Our “service” is not what we do on Sunday morning.  We serve God not by going to church, but by being the church; God doesn’t want us to simply go to church, God calls us to be the church – the leaving, breathing, body of Christ who makes God’s love real beyond ourselves.  This hour of worship equips and empowers us to move beyond this hour of worship, beyond these walls, for we are called to be doers of the word and not only hearers.

Sunday morning is the time to celebrate God at work, to be changed by God through the very words we sing, the prayers we pray, and yes, even the offering we give.  Sunday morning, we give our full attention to God, hearing the word and then going to do the word, so that we do not, as verse 25 says, “listen and forget, but put it into practice in our lives, and we will be blessed in whatever we do.” 

Great Expectations
Some of it is having some level of expectation when you come.  I need to be very clear here: I expect to experience God’s presence in worship.  I expect to be filled with the Holy Spirit.  I count on worship leaving a mark on me, changing me, filling me with grace so amazing I’m not the same person when I walk out as I was when I walked in – and I not only expect that for me, I am counting on it for each and every single one of you.

Not every sermon or worship service is a home run – even I have weeks I know I bombed one and I just want to say, “I am so sorry, please come back next week and I promise it will be better,” and on those Sundays, you are free to say, “I didn’t get anything out of church today.”  But can I let you in on how this works?  For the most part, what you get out of church will be in direct proportion to what you put into it.  If you come looking for things to criticize, you’ll find no shortage.  If you are primarily concerned with the movement of the clock, don’t be surprised if you miss the movement of the Spirit.

For my part, I’m gonna listen to God through the week and hopefully have something worth coming to hear, but friends, you gotta do your part, too!  The more you come to worship with an open heart and mind, and a sense of expectation that you’re going to encounter God here, I promise you’ll experience God’s grace filling you up in ways you have never experienced before or even known were possible.
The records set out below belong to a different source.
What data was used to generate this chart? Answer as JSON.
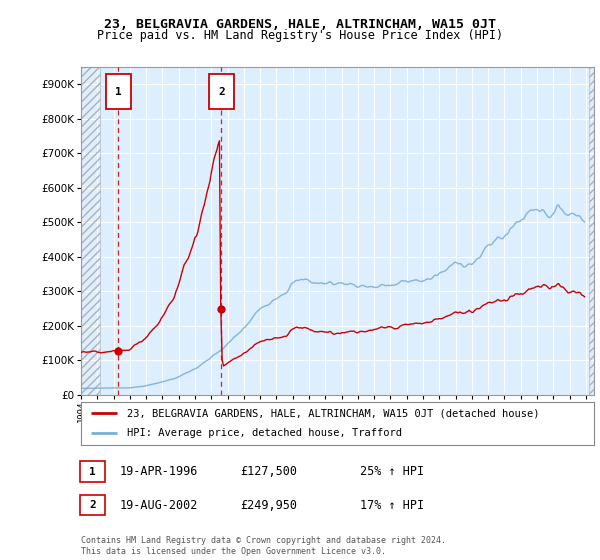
{
  "title": "23, BELGRAVIA GARDENS, HALE, ALTRINCHAM, WA15 0JT",
  "subtitle": "Price paid vs. HM Land Registry's House Price Index (HPI)",
  "legend_line1": "23, BELGRAVIA GARDENS, HALE, ALTRINCHAM, WA15 0JT (detached house)",
  "legend_line2": "HPI: Average price, detached house, Trafford",
  "footnote": "Contains HM Land Registry data © Crown copyright and database right 2024.\nThis data is licensed under the Open Government Licence v3.0.",
  "transaction1_label": "1",
  "transaction1_date": "19-APR-1996",
  "transaction1_price": "£127,500",
  "transaction1_hpi": "25% ↑ HPI",
  "transaction2_label": "2",
  "transaction2_date": "19-AUG-2002",
  "transaction2_price": "£249,950",
  "transaction2_hpi": "17% ↑ HPI",
  "transaction1_x": 1996.29,
  "transaction1_y": 127500,
  "transaction2_x": 2002.62,
  "transaction2_y": 249950,
  "sale_color": "#cc0000",
  "hpi_color": "#7aaed6",
  "background_plot": "#ddeeff",
  "ylim_min": 0,
  "ylim_max": 950000,
  "xlim_min": 1994.0,
  "xlim_max": 2025.5,
  "yticks": [
    0,
    100000,
    200000,
    300000,
    400000,
    500000,
    600000,
    700000,
    800000,
    900000
  ],
  "ytick_labels": [
    "£0",
    "£100K",
    "£200K",
    "£300K",
    "£400K",
    "£500K",
    "£600K",
    "£700K",
    "£800K",
    "£900K"
  ],
  "xtick_years": [
    1994,
    1995,
    1996,
    1997,
    1998,
    1999,
    2000,
    2001,
    2002,
    2003,
    2004,
    2005,
    2006,
    2007,
    2008,
    2009,
    2010,
    2011,
    2012,
    2013,
    2014,
    2015,
    2016,
    2017,
    2018,
    2019,
    2020,
    2021,
    2022,
    2023,
    2024,
    2025
  ],
  "hatch_left_end": 1995.17,
  "hatch_right_start": 2025.17,
  "fig_width": 6.0,
  "fig_height": 5.6,
  "dpi": 100
}
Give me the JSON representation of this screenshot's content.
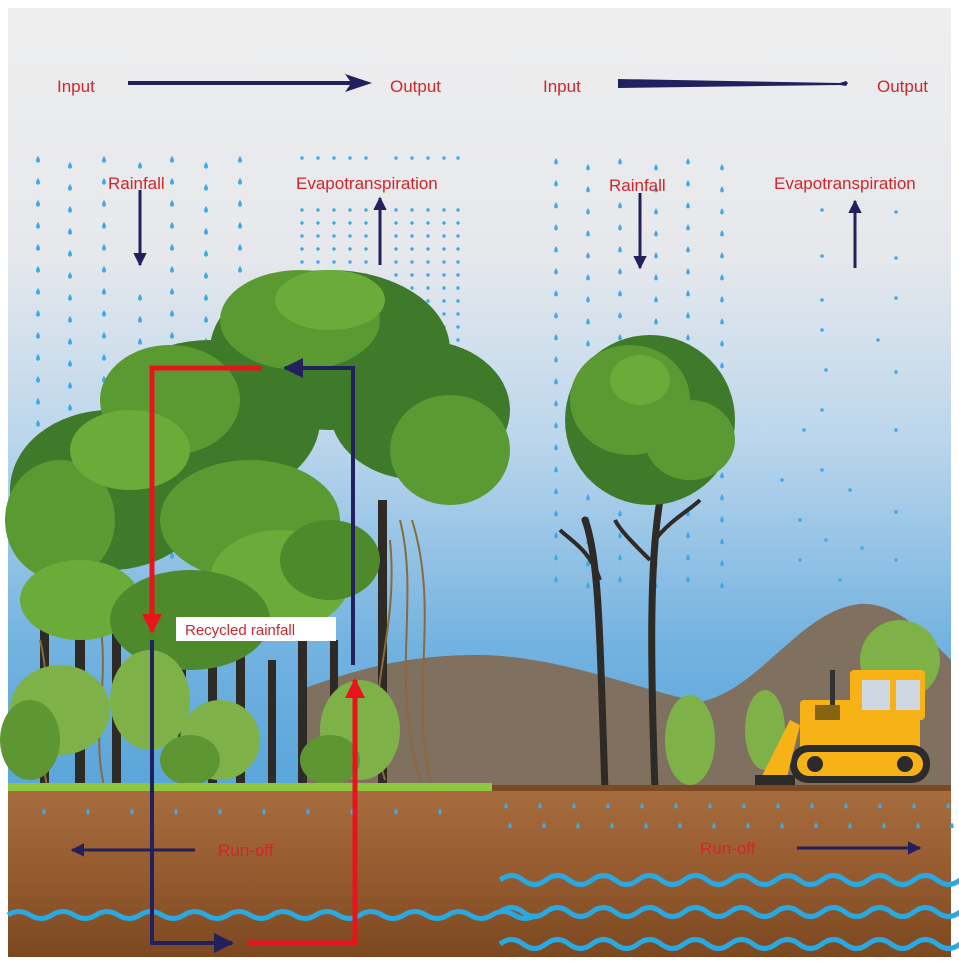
{
  "left_panel": {
    "input_label": "Input",
    "output_label": "Output",
    "rainfall_label": "Rainfall",
    "evapotranspiration_label": "Evapotranspiration",
    "recycled_rainfall_label": "Recycled rainfall",
    "runoff_label": "Run-off"
  },
  "right_panel": {
    "input_label": "Input",
    "output_label": "Output",
    "rainfall_label": "Rainfall",
    "evapotranspiration_label": "Evapotranspiration",
    "runoff_label": "Run-off"
  },
  "colors": {
    "label_red": "#d1262b",
    "arrow_navy": "#23205e",
    "cycle_red": "#e8141c",
    "raindrop_blue": "#3fa9e8",
    "groundwater_blue": "#29a9e0",
    "forest_grass": "#8dc63f",
    "soil_brown": "#9a6236",
    "hill_brown": "#80705f",
    "bulldozer_yellow": "#f7b316"
  },
  "icons": {
    "bulldozer": "bulldozer-icon"
  }
}
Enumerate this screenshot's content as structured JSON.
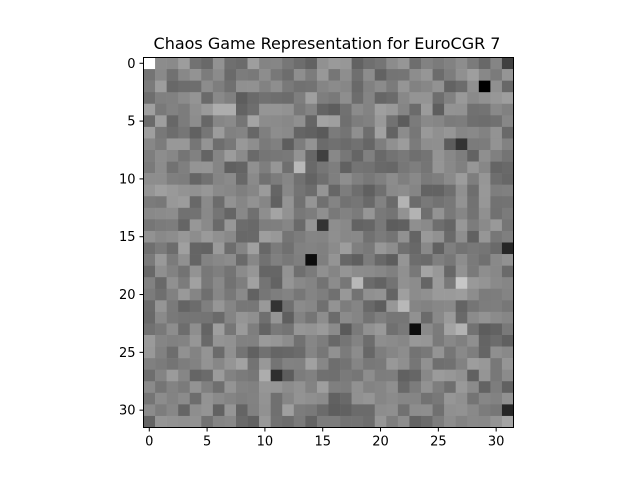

Worshiping God changes us.  Authentic worship makes us doers of the word, and not just hearers; it doesn’t make us better than anyone else, but it does make us better than ourselves. 

To those who feel like they’re running on empty, the first thing I’d say is to use the right fuel.  Your spirit is designed to run on premium, and sure, you can put other stuff in it, but it just won’t run right.  St. Augustine said, “Because, thou, O God, has created us for thyself, our hearts are restless ‘til they rest in thee.”  Maybe you’ve heard this described that God has created us with a God-shaped hole in our hearts, and though we may try to fill it with all sorts of things, only God will truly fill it.

We are created with an overwhelming need and desire to worship God.  You are hard-wired to worship, so just make sure that the altar you’re bowing before belongs to God and not something else.  The human spirit knows the difference, and it won’t accept any substitutes, and authentic worship of the life-giving Lord fills us up in a way that nothing else can.

Friends, you and I were made to worship.  But what we worship will determine whether we find ourselves empty or full.  The first step toward a full life is to give glory and worth to God and God alone; that’s what you and I were created to do.